It’s the closing moments of the greatest sporting event in the world. The Steelers are driving down the field towards what could be the winning touchdown and where am I to see this moment in Super Bowl history? Under the stands t at Raymond James Stadium … watching it on TV.
I’ll explain how I got there in a moment.
I have covered three Steeler Super Bowls and there is nothing like being in the city where the game is being played that morning. You know the whole world is watching and most of the planet would give their right arm to have the access you do during Super Bowl week.
Channel 4 Action News photographer Dan Pratt helping Steeler punter Mitch Berger scoop up confetti off the field at Raymond James Stadium.
While I seen the Steelers in the Super Bowl before, this one was different. It wasn’t the first after a long drought like Super Bowl XXX in Arizona and it wasn’t the “one for the thumb” like Super Bowl XL in frigid Detroit. This was a Steeler team that had a new head coach, a completely different identity and an opponent which failed to strike fear in the heart of Steeler Nation. The Arizona Cardinals had been a punchline for most of their existence until reaching Super Bowl XLIII.

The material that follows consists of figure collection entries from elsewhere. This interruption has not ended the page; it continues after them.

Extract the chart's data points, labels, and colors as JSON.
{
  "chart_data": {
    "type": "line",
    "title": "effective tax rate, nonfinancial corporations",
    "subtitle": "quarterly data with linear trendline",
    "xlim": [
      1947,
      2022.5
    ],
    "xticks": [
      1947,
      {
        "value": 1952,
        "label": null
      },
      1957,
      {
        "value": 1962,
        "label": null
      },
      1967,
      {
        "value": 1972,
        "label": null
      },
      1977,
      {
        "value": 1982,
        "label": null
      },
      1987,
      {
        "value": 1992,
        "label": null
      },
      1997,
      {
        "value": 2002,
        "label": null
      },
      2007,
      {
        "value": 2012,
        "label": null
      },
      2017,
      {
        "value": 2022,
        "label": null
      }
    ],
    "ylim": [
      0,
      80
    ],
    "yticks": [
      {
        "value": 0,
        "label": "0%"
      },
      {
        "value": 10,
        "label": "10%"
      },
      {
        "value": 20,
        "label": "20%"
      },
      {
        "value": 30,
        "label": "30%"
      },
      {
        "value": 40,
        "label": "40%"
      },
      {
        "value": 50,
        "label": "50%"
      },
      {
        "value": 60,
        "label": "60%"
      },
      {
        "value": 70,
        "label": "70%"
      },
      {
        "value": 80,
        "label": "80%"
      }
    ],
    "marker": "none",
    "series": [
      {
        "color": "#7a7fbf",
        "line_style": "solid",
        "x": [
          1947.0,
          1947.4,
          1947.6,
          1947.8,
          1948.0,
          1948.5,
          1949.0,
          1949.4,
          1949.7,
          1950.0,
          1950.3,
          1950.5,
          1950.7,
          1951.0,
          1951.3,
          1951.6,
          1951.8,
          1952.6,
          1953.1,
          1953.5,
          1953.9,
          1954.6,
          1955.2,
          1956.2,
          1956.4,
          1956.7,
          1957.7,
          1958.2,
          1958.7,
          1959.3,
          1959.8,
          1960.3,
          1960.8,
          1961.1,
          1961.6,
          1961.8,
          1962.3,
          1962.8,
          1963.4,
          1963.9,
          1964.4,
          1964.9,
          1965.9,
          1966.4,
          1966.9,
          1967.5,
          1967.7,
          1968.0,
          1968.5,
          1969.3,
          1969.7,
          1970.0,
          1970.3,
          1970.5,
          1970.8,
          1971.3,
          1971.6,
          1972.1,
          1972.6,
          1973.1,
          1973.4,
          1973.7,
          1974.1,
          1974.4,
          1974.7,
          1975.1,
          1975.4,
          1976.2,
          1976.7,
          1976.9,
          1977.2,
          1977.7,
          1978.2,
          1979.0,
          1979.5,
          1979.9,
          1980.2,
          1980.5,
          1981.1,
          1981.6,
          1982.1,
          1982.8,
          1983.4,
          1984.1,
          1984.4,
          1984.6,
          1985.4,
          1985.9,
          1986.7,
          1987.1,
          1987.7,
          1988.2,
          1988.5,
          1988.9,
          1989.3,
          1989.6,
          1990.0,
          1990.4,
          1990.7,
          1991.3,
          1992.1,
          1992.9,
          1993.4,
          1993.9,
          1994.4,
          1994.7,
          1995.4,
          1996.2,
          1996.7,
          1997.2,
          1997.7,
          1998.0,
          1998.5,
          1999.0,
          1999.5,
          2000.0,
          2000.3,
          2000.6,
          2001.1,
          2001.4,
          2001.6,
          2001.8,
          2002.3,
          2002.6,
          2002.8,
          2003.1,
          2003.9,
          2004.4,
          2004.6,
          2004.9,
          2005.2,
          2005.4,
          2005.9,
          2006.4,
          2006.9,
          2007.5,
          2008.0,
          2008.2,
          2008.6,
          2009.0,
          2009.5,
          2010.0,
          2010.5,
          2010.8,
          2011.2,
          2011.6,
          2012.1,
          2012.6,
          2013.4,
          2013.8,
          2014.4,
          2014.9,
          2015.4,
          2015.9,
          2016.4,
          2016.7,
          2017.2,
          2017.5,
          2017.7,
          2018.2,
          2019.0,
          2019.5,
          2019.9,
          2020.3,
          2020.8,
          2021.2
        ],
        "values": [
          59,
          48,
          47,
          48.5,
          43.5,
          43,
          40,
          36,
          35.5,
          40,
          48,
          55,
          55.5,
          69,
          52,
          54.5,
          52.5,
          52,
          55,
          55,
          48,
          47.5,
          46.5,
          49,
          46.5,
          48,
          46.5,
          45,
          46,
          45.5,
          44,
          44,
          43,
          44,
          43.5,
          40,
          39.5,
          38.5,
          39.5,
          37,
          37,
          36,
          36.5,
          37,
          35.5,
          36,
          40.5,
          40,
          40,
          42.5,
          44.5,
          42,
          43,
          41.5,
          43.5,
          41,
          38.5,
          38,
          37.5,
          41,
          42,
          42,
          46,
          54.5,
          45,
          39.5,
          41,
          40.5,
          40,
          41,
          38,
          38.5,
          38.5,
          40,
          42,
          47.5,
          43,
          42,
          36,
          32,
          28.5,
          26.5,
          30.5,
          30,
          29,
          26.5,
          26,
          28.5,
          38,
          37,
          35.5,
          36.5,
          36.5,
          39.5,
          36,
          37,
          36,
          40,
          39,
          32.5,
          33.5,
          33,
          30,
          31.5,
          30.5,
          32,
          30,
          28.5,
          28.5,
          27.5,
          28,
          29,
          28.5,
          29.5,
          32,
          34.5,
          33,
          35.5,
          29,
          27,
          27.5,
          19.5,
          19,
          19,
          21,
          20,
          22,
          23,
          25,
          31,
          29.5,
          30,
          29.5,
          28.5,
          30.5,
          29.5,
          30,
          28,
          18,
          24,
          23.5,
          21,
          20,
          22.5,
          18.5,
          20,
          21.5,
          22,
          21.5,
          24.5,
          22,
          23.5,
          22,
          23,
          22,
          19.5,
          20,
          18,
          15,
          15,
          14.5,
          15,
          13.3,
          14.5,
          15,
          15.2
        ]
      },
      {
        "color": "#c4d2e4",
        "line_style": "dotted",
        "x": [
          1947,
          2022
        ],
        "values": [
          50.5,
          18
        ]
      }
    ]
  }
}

For me, I have to admit there were mixed emotions. As a news anchor, I no longer go to Steeler practices and the locker room on a regular basis. I didn’t personally know many of the younger players while I was very familiar with some members of the Arizona Cardinals. I knew head coach ken Whisenhunt so well that I was the first to let him know about Ben Roethlisberger’s motorcycle accident because I had his cell phone number. Receiver Steve Breaston and defender Reggie Wells were players I first covered when the played high school football in these parts. Russ Grimm and Larry Fitzgerald were people who played or coached here who I knew very well. No matter who won, I would have had reason to be happy for the victors.
As for the game, Guy Junker, Sally Wiggin and myself were seated at the highest most seats in the grandstand at the Stadium. We had bird’s-eye view of the 100-yard return by James Harrison and the spectacular halftime show. However, we were supposed to be on the air, broadcasting live back to Pittsburgh, as soon as the game concluded … so we followed the media horde down to the tunnel under the stadium with five minutes to go.
Of course, it wound up being the best part of the game … and we were stuck watching it on TV as we waited to take the field. I will say that Sally and myself rode the roller coaster in that time, watching the Cardinals take the lead, then seeing the Steelers comeback and win on Santonio Holmes end zone grab.
As soon as the clock hit zero, Sally and I grabbed each other’s hand and made a mad dash for the field. We stayed close so we weren’t run over by the mass of media descending upon the field. Once in place, we had players come join us for live interviews. They were like little kids, especially offensive lineman Max Starks who hugged both of us … and nearly squeezed us to death in the process.
However, one moment from that post-game celebration stays with me. The team’s punter, Mitch Berger, joined us for an interview. So what do you ask the punter? Well the simple question is to ask “how do you feel?”. His answer said it all. He was signed to replace the team’s regular punter who was injured. Mitch said after many years in the league, he never expected to have this chance. He pointed to his dad in the stands and said how much it mean that his dad was there. Berger then said he would grab handfuls of confetti on the ground and take them home to remember this moment.
The Super Bowl means different things to different people. For me, it’s the greatest sporting event in the world … and one of the greatest displays of passion and pure emotion you will ever see. Hopefully, I won’t have to wait long for another chance to take part in “Super Sunday”.